After my Chemo on Wednesday we left the hospital at about 5.30pm, so it had been a very tiring day. On the way home I felt like I was slurring my words and found it uncomfortable to swallow. By the time we got to the house, Stuart asked me if I was ok and I shook my head, I didn’t want to speak. I went into the house and Stuart got me a drink and I tried not to freak out about it as I didn’t want to make it worse. But I felt my tongue was swollen slightly at the back f my throat. I was a tad selfish at this point, yes I should have called the hospital, but I kept thinking they may stop this drug and this drug may be the one that helps me. I kept an eye on it and luckily it went down a couple of hours later and I managed to eat some food. Next time I promise I will ring the hospital, it’s better being safe than sorry.
On Thursday, It was back to the hospital again as my 7 yr old son, Sam was having a hernia removed. He was soo brave and I am soo proud of him. It’s not a nice thing to see your child go through and even though I had only had Chemo the day before, nothing was going to stop me from being there to hold his hand and stroke his head. It was only supposed to be a day case however he was sick when we were trying to get him up and dressed, probably from the anaesthetic, he was kept in overnight. Stuart stayed with him and my Dad came and brought me home, so I could be with Sophie. Sam is fine now, at home, a little sore, which is to be expected but he is happy not to be at school for a few days and to play his Xbox.
On Friday, It was my mother in laws turn she had to go in to get her Gallbladder removed and I’m happy to say she is back home this morning a little sore but OK. Honestly, you couldn’t write a book about all this and this is real life. The Scarbroughs’ are going to have their own private wing at Burton Hospital soon!!
Using Twitter this week, has made me want to use it to my advantage to help spread the word about such a horrible disease.

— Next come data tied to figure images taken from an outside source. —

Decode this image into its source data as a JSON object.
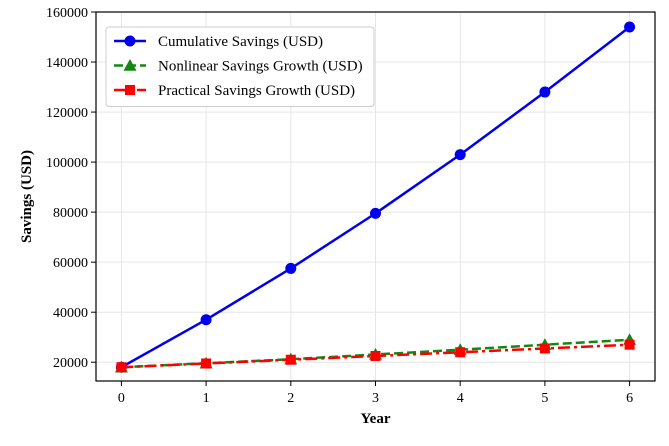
{
  "chart_data": {
    "type": "line",
    "title": "",
    "xlabel": "Year",
    "ylabel": "Savings (USD)",
    "x": [
      0,
      1,
      2,
      3,
      4,
      5,
      6
    ],
    "xlim": [
      -0.3,
      6.3
    ],
    "ylim": [
      12500,
      160000
    ],
    "xticks": [
      0,
      1,
      2,
      3,
      4,
      5,
      6
    ],
    "yticks": [
      20000,
      40000,
      60000,
      80000,
      100000,
      120000,
      140000,
      160000
    ],
    "grid": true,
    "legend_position": "top-left",
    "series": [
      {
        "name": "Cumulative Savings (USD)",
        "values": [
          18000,
          37000,
          57500,
          79500,
          103000,
          128000,
          154000
        ],
        "color": "#0000ee",
        "line_style": "solid",
        "marker": "circle"
      },
      {
        "name": "Nonlinear Savings Growth (USD)",
        "values": [
          18000,
          19600,
          21200,
          23100,
          25000,
          27000,
          29000
        ],
        "color": "#118811",
        "line_style": "dashed",
        "marker": "triangle"
      },
      {
        "name": "Practical Savings Growth (USD)",
        "values": [
          18000,
          19500,
          21000,
          22500,
          24000,
          25500,
          27000
        ],
        "color": "#ff0000",
        "line_style": "dashdot",
        "marker": "square"
      }
    ]
  }
}
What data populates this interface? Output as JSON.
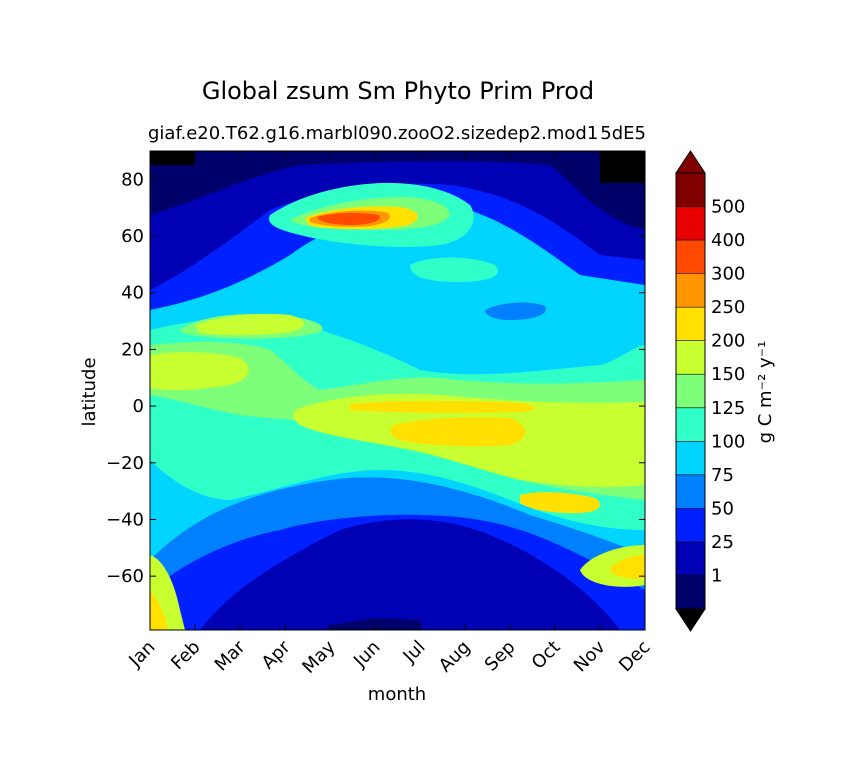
{
  "chart_data": {
    "type": "heatmap",
    "title": "Global zsum Sm Phyto Prim Prod",
    "subtitle_left": "giaf.e20.T62.g16.marbl090.zooO2.sizedep2.mod1",
    "subtitle_right": "5dE5",
    "xlabel": "month",
    "ylabel": "latitude",
    "x_categories": [
      "Jan",
      "Feb",
      "Mar",
      "Apr",
      "May",
      "Jun",
      "Jul",
      "Aug",
      "Sep",
      "Oct",
      "Nov",
      "Dec"
    ],
    "ylim": [
      -79,
      90
    ],
    "yticks": [
      80,
      60,
      40,
      20,
      0,
      -20,
      -40,
      -60
    ],
    "colorbar": {
      "label": "g C m⁻² y⁻¹",
      "levels": [
        "1",
        "25",
        "50",
        "75",
        "100",
        "125",
        "150",
        "200",
        "250",
        "300",
        "400",
        "500"
      ],
      "colors": [
        "#00006a",
        "#0000b4",
        "#0020ff",
        "#0080ff",
        "#00d4ff",
        "#30ffc8",
        "#7dff7a",
        "#c8ff30",
        "#ffe000",
        "#ff9500",
        "#ff4800",
        "#e80000",
        "#800000"
      ],
      "extend": "both"
    },
    "regions_note_values": [
      {
        "month": "Jun",
        "lat": 65,
        "value": 300
      },
      {
        "month": "Aug",
        "lat": -8,
        "value": 200
      },
      {
        "month": "Jul",
        "lat": 2,
        "value": 200
      },
      {
        "month": "Oct",
        "lat": -33,
        "value": 200
      },
      {
        "month": "Apr",
        "lat": 30,
        "value": 150
      },
      {
        "month": "Jan",
        "lat": 15,
        "value": 150
      },
      {
        "month": "Jun",
        "lat": -60,
        "value": 25
      },
      {
        "month": "Dec",
        "lat": -57,
        "value": 200
      }
    ]
  }
}
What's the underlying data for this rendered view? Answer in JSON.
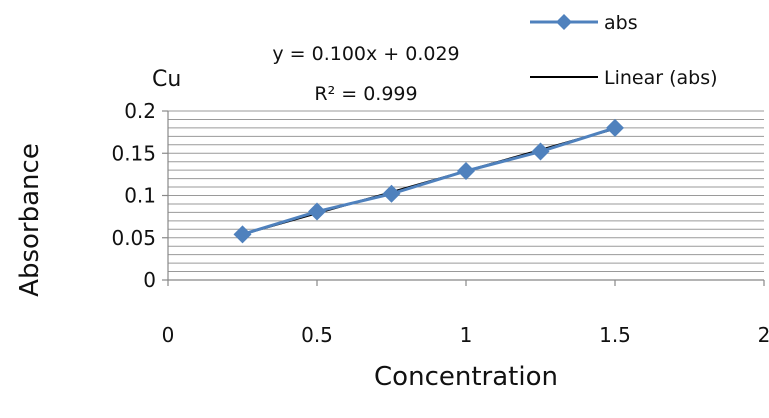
{
  "chart_data": {
    "type": "scatter",
    "title": "Cu",
    "xlabel": "Concentration",
    "ylabel": "Absorbance",
    "xlim": [
      0,
      2
    ],
    "ylim": [
      0,
      0.2
    ],
    "x_ticks": [
      0,
      0.5,
      1,
      1.5,
      2
    ],
    "y_ticks": [
      0,
      0.05,
      0.1,
      0.15,
      0.2
    ],
    "x_tick_labels": [
      "0",
      "0.5",
      "1",
      "1.5",
      "2"
    ],
    "y_tick_labels": [
      "0",
      "0.05",
      "0.1",
      "0.15",
      "0.2"
    ],
    "y_minor_step": 0.01,
    "grid": true,
    "legend_position": "top-right",
    "series": [
      {
        "name": "abs",
        "marker": "diamond",
        "color": "#4f81bd",
        "x": [
          0.25,
          0.5,
          0.75,
          1.0,
          1.25,
          1.5
        ],
        "y": [
          0.054,
          0.081,
          0.102,
          0.129,
          0.152,
          0.18
        ]
      }
    ],
    "trendline": {
      "name": "Linear (abs)",
      "color": "#000000",
      "slope": 0.1,
      "intercept": 0.029,
      "x_range": [
        0.25,
        1.5
      ]
    },
    "annotations": {
      "equation": "y = 0.100x + 0.029",
      "r2_label": "R² = 0.999"
    }
  }
}
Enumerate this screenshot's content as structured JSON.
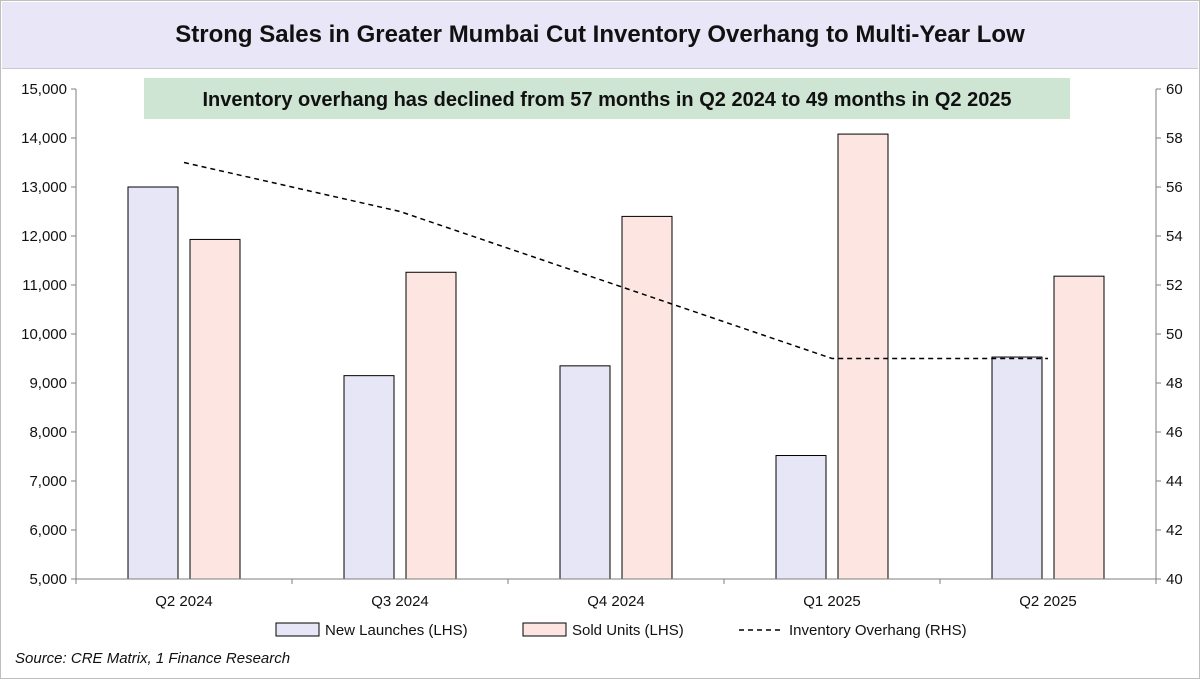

I am only 31 and I have been in the situation where a Doctor takes one look at you and says, ‘You are only 31, I think its a red herring, if it’s anything else I will eat my hat’. And now look at the position I’m in. Doctors need to stop using statistics so much and realise Cancer can happen to anyone at any age. This isn’t to scare monger anyone but if you have any symptoms go to your Doctor get them checked out, it may be nothing but the earlier a potential problem is found, it can be treated.
On a top note to finish the week, Stuart and I are off to Elstree Studios tomorrow to watch Dancing On Ice the TV Show being filmed live to the nation!! How #amazeballs is that!! I am soo excited as I used to be a competitive Ice Skater quite a few years ago. My plan is to wear a pink wig so I stand out in audience!! UPDATE it has to be a purple wig as the shop doesn’t have a nice pink one!! Lol 🙂
Thank you to everyone on here, Twitter and Facebook for all the support you are giving me, it really helps to keep me going and I will try and respond to you all as best I can. #positivity #hope #cancersucks
To my Family and Friends, who I am incredibly blessed with..I love you more than words can say and together we will fight this until the end!!